Economist Demands Clarity on IMF Program Completion Date with Ghana

Prof John Gatsi, University of Cape Coast

Accra, May 2, 2018//-A renowned Ghanaian economist at the University of Cape Coast, Professor  John Gatsi has called for a clarity on the completion date of the three-year IMF-supported Extended Credit Facility (ECF) Program with the government of Ghana.

According to him, it was not clear if the program would indeed end on 31st December, 2018 or not.

He quoted the last sentence of the IMF’s mission completion review under the program to buttress his argument. That sentence reads: “The Fund is looking forward to the successful completion of the ECF arrangement in the coming year and stands ready to continue to support Ghana in the future.”

To this end, Prof Gatsi demanded that the certainty about the completion date of the program to be made public.

His comments come after the Fund’s review and approval of $191 million covering two belated releases, bringing total disbursements under the program to $764.1 million.

Ghana’s program aims to restore debt sustainability and macroeconomic stability to foster high growth and job creation, while protecting social spending in the West African country which is the second largest cocoa exporter after Ivory Coast.

“Another take home message is Ghana is experiencing debt repayment burden with high that and that  debt to GDP ratio is marginally above 70.5%”, Prof Gatsi told African Eye Report.

The IMF stated that “as the debt burden remains elevated, continued prudence in debt management is essential to reduce the risks associated with market-based borrowing. It will be important as intended, to undertake liability management operations with part of the proceeds from the planned Eurobond to help mitigate foreign-exchange roll-over risk and smooth the debt maturity profile” .

The Fund maintained its stand on zero borrowing from the Central Bank  and asked government to sign and publish the memorandum of understanding on zero financing of the government by the Bank of Ghana (BoG).

The Fund further  demanded that despite the possible publication of memorandum on zero borrowing from the Bank of Ghana, there should be amendments to the Bank of Ghana Act  to solidify the zero lending by BoG to government as a more robust way to eliminate the prospect of fiscal dominance.

Prof Gatsi also maintained that the take home message was very clear and crucial, stressing: “Debt sustainability as one of the cardinal metrics of a successful ECF demands greater efforts”.

“The take home message from the review meeting is more important to the managers of the economy and citizens than the amount released”.

Completion of program to spur gov’t on

Speaking at May Day parade held in Kumasi yesterday, Ghana’s President, Nana Addo Dankwa Akufo-Addo, was optimistic that the completion of the program would spur on government to implement its own policies to improve the quality of lives of Ghanaians.

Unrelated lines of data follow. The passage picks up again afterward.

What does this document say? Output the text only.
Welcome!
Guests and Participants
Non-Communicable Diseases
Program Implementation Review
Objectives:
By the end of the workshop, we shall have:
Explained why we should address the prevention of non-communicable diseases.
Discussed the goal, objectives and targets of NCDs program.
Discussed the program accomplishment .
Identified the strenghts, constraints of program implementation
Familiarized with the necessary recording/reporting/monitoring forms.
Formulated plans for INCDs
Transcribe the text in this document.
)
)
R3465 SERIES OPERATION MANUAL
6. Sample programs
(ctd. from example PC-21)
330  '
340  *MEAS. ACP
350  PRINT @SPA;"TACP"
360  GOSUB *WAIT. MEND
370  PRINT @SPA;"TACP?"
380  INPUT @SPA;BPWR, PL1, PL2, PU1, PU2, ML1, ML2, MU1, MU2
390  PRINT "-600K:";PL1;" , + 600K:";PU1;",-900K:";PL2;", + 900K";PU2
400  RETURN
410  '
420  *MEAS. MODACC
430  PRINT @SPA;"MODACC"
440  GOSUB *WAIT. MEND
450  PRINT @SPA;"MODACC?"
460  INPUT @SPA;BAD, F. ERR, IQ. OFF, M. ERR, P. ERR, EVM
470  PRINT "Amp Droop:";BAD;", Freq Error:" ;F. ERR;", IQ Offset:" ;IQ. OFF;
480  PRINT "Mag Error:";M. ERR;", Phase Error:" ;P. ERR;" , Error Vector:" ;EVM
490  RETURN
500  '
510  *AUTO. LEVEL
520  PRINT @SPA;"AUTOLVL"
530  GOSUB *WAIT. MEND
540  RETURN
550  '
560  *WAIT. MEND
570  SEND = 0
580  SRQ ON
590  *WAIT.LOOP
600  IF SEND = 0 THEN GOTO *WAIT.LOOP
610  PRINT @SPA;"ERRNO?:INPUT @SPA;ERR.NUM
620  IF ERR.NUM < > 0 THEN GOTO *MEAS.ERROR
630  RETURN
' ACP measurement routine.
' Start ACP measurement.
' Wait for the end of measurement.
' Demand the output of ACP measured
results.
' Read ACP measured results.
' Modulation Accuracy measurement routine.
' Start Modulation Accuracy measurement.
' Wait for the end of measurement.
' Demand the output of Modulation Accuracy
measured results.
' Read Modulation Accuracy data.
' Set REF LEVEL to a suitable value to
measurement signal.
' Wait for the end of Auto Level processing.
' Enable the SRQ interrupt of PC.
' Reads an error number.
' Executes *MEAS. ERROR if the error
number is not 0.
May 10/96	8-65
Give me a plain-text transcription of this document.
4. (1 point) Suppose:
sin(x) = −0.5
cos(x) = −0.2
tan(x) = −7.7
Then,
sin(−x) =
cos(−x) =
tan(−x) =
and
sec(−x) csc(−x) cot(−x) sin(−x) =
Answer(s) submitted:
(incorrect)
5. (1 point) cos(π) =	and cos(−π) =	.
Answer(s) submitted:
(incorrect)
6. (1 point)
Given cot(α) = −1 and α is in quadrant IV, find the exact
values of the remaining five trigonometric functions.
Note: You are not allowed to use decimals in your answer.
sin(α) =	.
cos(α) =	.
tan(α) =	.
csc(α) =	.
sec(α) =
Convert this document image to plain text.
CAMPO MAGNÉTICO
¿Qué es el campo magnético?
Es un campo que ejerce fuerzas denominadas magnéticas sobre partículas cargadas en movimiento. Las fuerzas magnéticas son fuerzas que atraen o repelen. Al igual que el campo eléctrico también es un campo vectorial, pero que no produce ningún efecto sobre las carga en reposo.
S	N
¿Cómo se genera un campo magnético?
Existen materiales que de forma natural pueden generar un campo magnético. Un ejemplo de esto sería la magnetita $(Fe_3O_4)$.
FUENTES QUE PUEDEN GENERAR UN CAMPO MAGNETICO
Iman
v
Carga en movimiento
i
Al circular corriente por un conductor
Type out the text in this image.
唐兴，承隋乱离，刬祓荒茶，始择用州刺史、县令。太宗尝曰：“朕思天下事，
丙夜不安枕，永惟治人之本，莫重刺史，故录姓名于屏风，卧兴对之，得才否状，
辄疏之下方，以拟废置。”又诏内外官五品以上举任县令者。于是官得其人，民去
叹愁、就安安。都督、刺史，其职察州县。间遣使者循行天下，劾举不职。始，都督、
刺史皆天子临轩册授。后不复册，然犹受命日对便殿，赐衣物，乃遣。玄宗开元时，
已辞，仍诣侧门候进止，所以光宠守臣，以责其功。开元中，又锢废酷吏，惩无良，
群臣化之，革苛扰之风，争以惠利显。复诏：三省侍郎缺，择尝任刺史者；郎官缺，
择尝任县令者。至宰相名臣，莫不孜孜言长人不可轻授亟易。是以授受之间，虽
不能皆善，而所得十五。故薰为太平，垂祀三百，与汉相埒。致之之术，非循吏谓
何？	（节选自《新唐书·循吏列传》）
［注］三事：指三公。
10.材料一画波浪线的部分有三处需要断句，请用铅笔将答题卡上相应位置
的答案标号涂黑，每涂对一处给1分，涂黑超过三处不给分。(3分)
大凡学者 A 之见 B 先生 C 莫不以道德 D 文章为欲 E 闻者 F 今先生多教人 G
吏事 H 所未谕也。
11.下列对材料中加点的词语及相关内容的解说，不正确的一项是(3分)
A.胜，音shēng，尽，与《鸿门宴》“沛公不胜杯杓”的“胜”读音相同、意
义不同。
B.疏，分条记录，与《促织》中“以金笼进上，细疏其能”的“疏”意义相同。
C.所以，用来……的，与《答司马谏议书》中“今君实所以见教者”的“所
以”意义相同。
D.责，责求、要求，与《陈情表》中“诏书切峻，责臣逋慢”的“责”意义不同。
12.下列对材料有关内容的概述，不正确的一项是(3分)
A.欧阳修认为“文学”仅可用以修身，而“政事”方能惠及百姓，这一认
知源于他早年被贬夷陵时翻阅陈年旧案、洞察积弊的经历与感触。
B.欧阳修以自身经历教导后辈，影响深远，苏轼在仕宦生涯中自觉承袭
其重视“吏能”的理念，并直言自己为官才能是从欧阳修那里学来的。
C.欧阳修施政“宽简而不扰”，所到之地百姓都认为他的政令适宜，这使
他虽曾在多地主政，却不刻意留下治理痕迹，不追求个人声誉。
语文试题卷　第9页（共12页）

President and his vice receiving cheers from the parade

In his own words: “The end of the programme means that we will have the space to design our own social and economic programmes, without jettisoning the fiscal discipline and proper economic management necessary to give entrepreneurs the predictability and stability to plan properly, invest boldly to grow their enterprises, and create jobs.”

 Ghana’s three-year arrangement was approved on April 3, 2015 for about US$955.2 million or 180 percent of quota at the time of approval of the arrangement.

It aims to restore debt sustainability and macroeconomic stability in the country to foster a return to high growth and job creation, while protecting social spending .

Following the Executive Board’s discussion on Ghana, Mr. Tao Zhang, Acting Chair and Deputy Managing Director, said: “Implementation of the ECF-supported program has significantly improved in 2017.

Growth has rebounded, the fiscal deficit has declined, leading to a primary surplus for the first time in fifteen years, the external position has strengthened, generating a build-up of external buffers, and key steps have been taken to address fragilities in the financial sector. Reforms should continue to entrench these hard-won gains.